I need to solve for an eigenvector using the complex eigenvalue $$-1 + i \sqrt{11}$$. I have a matrix:

$$A = \left(\begin{array}{cc}-3 & -5 \\3 & 1\end{array}\right)$$

From the equation $$A \vec{V} = \lambda \vec{V}$$, where $$\vec{V} = (x, y)$$ I get :

$$-3x - 5y = -1x + i \sqrt{11}x$$

$$3x + y = -1y + i \sqrt{11}y$$

Which gives:

$$-2x - i \sqrt{11}x - 5y = 0$$

$$3x + 2y - i \sqrt{11}y = 0$$

When I solve this system for x and y, I get a solution of (0, 0). The book agrees with the eigenvalue that I found, but has an eigenvector solution of $$(-2 + i \sqrt{11}, 3)$$. Can anyone spot what I'm doing wrong?

Any help is appreciated.

 

[foxjwill]

It's much easier to just plug in the eigenvalue to the matrix

$$\begin{pmatrix} -3 - \lambda & -5 \\ 3 & 1 - \lambda\end{pmatrix}$$

and then solve it that way.

Also, switch the first and second rows, again to make it easier. You're equations are correct, and they shouldn't come up with 0,0.

 

[CompuChip]

If I solve the first equation for y, I get
$$y = -\frac{1}{5} (2 + \mathrm{i}\sqrt{11}) x$$
Then plugging this into the second equation gives an equation just for x. Don't forget to simplify the prefactor as much as possible, then solve for x. You'll see that though (x, y) = (0, 0) is a possibility (which you don't want, because you want it to be an eigenvector), but there are also others for which x is non-zero.

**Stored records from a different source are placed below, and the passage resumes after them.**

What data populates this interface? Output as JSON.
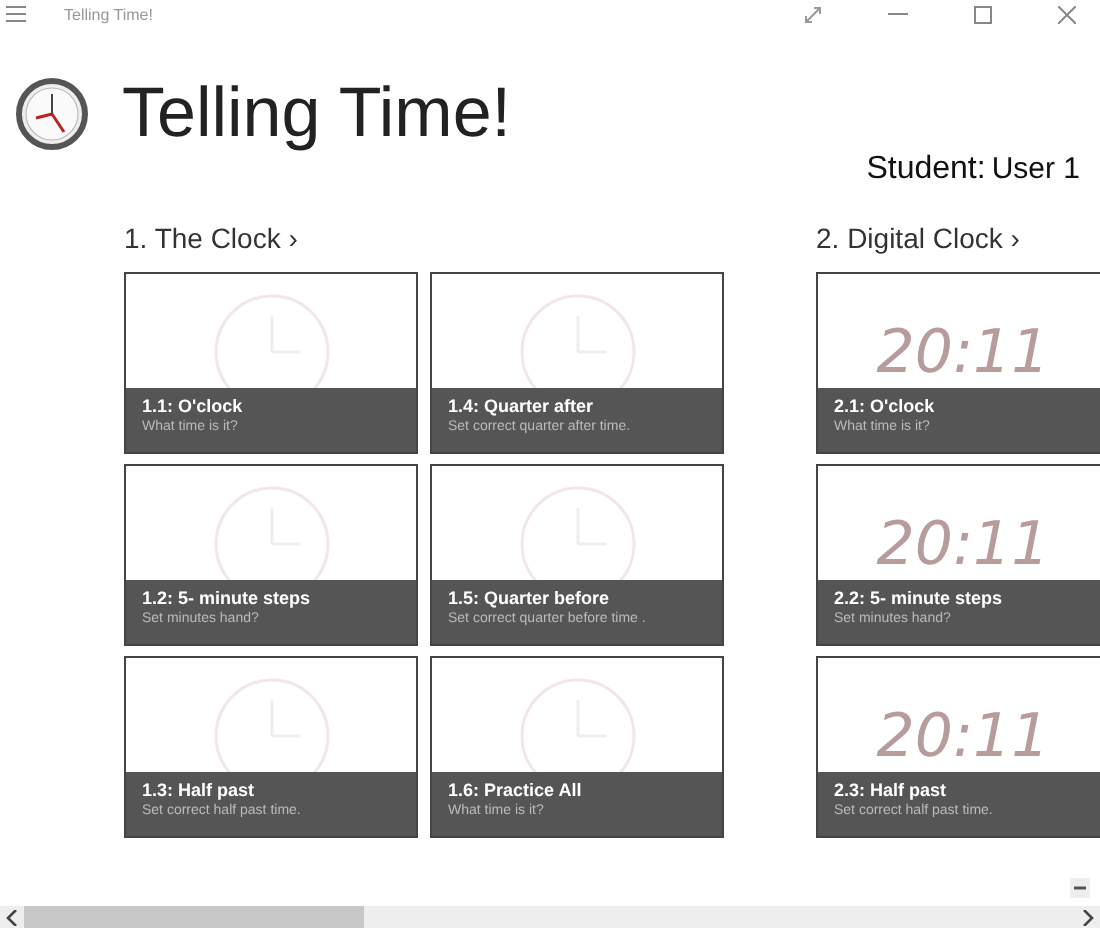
{
  "window": {
    "title": "Telling Time!"
  },
  "header": {
    "title": "Telling Time!",
    "student_label": "Student:",
    "student_name": "User 1"
  },
  "sections": [
    {
      "title": "1. The Clock ›",
      "tiles": [
        {
          "kind": "analog",
          "title": "1.1: O'clock",
          "subtitle": "What time is it?"
        },
        {
          "kind": "analog",
          "title": "1.2: 5- minute steps",
          "subtitle": "Set minutes hand?"
        },
        {
          "kind": "analog",
          "title": "1.3: Half past",
          "subtitle": "Set correct half past time."
        },
        {
          "kind": "analog",
          "title": "1.4: Quarter after",
          "subtitle": "Set correct quarter after time."
        },
        {
          "kind": "analog",
          "title": "1.5: Quarter before",
          "subtitle": "Set correct quarter before time ."
        },
        {
          "kind": "analog",
          "title": "1.6: Practice All",
          "subtitle": "What time is it?"
        }
      ]
    },
    {
      "title": "2. Digital Clock ›",
      "tiles": [
        {
          "kind": "digital",
          "face": "20:11",
          "title": "2.1: O'clock",
          "subtitle": "What time is it?"
        },
        {
          "kind": "digital",
          "face": "20:11",
          "title": "2.2: 5- minute steps",
          "subtitle": "Set minutes hand?"
        },
        {
          "kind": "digital",
          "face": "20:11",
          "title": "2.3: Half past",
          "subtitle": "Set correct half past time."
        }
      ]
    }
  ]
}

Also note, that once you found one eigenvector, you can take any multiple and it will be an eigenvector again. So you can multiply the whole thing by a factor to make the vector look nicer (e.g. if you'd get $(12/\sqrt{1 + x}, \sqrt{1 - x})$ I'd multiply by $\sqrt{1 + x}$ and write it as $(12, \sqrt{x^2 + 1})$).

 

[hotcommodity]

Thanks for the replies. I realize what I was doing wrong (to some degree). I made an algebraic mistake along the way. My answer wasn't the same answer that the book had, but it worked such that $$A \vec{V} = \lambda \vec{V}$$, which makes me assume that my answer was a multiple of the books answer.

 

[CompuChip]

That's easily checked. What was your answer?

 

[hotcommodity]

I used the eigenvalue $$\lambda = 2 + i \sqrt{11}$$ to obtain an eigenvector of:

$$\vec{V_0} = \begin{pmatrix} 5\\ -2 - i \sqrt{11}\end{pmatrix}$$

As was noted, this works such that $$A \vec{V} = \lambda \vec{V}$$.

 

[CompuChip]

And as I said, they are multiples of each other, namely:
$$\begin{pmatrix} -2 + i \sqrt{11} \\ 3 \end{pmatrix} = \frac{i \sqrt{11} - 2}{5} \cdot \begin{pmatrix} 5 \\ - 2 - i \sqrt{11} \end{pmatrix}$$

So your answer is equivalent to that in the book, only they chose a multiple to make the second component look simple, while you make the first component look nice.

 

[hotcommodity]

And as I said, they are multiples of each other, namely:
$$\begin{pmatrix} -2 + i \sqrt{11} \\ 3 \end{pmatrix} = \frac{i \sqrt{11} - 2}{5} \cdot \begin{pmatrix} 5 \\ - 2 - i \sqrt{11} \end{pmatrix}$$

So your answer is equivalent to that in the book, only they chose a multiple to make the second component look simple, while you make the first component look nice.

I see, I appreciate the help. Thank you.